Iran's support for the perpetrators of the Khobar Towers attack was not an isolated phenomenon. U.S. Secretary of State Condoleezza Rice calls the clerical regime in Iran "the central banker" of international terrorism. The U.S. State Department ranks Iran as "the most active state sponsor of terrorism." Its latest report cites the Iranian government's support of terrorist activity in Iraq; its extensive funding, training, and arming of Lebanese Hezbollah and Palestinian terrorist groups notably; Hamas, Palestinian Islamic Jihad, and the al-Aqsa Martyrs Brigades; and its refusal to turn over al-Qaida terrorists to justice, render or deport them to their countries of origin, in violation of obligations under U-N Security Council resolutions.

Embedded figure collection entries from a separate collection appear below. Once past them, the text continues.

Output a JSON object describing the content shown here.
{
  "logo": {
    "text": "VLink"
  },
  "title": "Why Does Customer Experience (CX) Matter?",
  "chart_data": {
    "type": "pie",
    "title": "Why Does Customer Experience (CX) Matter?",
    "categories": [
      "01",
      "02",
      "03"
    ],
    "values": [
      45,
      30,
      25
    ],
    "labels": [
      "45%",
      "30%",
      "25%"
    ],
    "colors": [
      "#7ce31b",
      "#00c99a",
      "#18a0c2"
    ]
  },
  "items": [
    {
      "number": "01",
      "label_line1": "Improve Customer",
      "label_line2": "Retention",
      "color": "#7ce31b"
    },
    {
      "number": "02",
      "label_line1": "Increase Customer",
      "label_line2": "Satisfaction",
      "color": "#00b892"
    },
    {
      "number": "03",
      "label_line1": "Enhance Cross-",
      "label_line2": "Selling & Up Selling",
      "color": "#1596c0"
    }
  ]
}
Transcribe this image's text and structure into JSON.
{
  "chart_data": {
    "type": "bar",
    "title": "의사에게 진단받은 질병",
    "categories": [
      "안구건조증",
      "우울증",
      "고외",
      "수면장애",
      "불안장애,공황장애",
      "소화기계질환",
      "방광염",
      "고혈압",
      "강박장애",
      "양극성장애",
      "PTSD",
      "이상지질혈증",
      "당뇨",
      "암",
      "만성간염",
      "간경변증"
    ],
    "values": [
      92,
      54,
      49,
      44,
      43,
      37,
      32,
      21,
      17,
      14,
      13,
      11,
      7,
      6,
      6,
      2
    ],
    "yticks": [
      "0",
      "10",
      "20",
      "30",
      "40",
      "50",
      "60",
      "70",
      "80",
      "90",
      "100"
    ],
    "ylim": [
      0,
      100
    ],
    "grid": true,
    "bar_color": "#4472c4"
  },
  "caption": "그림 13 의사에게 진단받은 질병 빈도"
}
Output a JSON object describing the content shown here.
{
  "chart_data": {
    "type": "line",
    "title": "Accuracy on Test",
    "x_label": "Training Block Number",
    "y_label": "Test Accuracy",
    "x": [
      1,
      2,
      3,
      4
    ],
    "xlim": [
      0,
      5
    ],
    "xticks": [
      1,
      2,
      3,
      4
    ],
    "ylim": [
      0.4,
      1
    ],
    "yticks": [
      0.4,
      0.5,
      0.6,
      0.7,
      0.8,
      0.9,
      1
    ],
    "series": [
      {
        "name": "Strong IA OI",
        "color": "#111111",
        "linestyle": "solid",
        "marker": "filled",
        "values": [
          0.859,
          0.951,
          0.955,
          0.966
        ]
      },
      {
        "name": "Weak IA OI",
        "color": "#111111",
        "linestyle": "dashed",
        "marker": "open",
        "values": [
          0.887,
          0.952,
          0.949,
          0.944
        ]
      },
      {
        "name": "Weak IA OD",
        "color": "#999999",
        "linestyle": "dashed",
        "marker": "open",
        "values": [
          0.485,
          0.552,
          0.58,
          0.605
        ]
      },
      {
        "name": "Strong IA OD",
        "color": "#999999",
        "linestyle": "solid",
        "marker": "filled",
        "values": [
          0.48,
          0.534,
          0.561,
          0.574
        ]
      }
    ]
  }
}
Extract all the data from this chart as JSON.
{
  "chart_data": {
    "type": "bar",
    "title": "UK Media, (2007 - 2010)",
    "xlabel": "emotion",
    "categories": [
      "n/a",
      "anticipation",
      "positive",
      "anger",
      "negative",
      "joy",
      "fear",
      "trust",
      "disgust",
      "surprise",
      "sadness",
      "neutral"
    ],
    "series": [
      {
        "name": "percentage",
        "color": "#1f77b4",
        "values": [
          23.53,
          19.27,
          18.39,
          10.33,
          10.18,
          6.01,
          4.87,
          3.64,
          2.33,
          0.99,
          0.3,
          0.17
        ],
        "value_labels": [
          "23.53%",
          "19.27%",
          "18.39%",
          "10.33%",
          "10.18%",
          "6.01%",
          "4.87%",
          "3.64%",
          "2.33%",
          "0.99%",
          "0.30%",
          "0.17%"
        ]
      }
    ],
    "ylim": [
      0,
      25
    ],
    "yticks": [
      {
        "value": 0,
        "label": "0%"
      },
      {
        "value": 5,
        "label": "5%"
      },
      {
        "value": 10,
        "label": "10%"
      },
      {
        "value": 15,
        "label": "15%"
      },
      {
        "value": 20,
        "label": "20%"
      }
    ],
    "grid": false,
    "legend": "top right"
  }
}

The terrorist activity of Iran's clerical regime is a one of the paramount reasons why the United States and other nations believe that Iran cannot be allowed to acquire nuclear weapons. Here is President George W. Bush:

"It's incredibly dangerous to think of Iran with a nuclear weapon."

If the Iranian clerical regime had a nuclear weapon, says Mr. Bush, it "could blackmail the world."

The preceding was an editorial reflecting the views of the United States Government.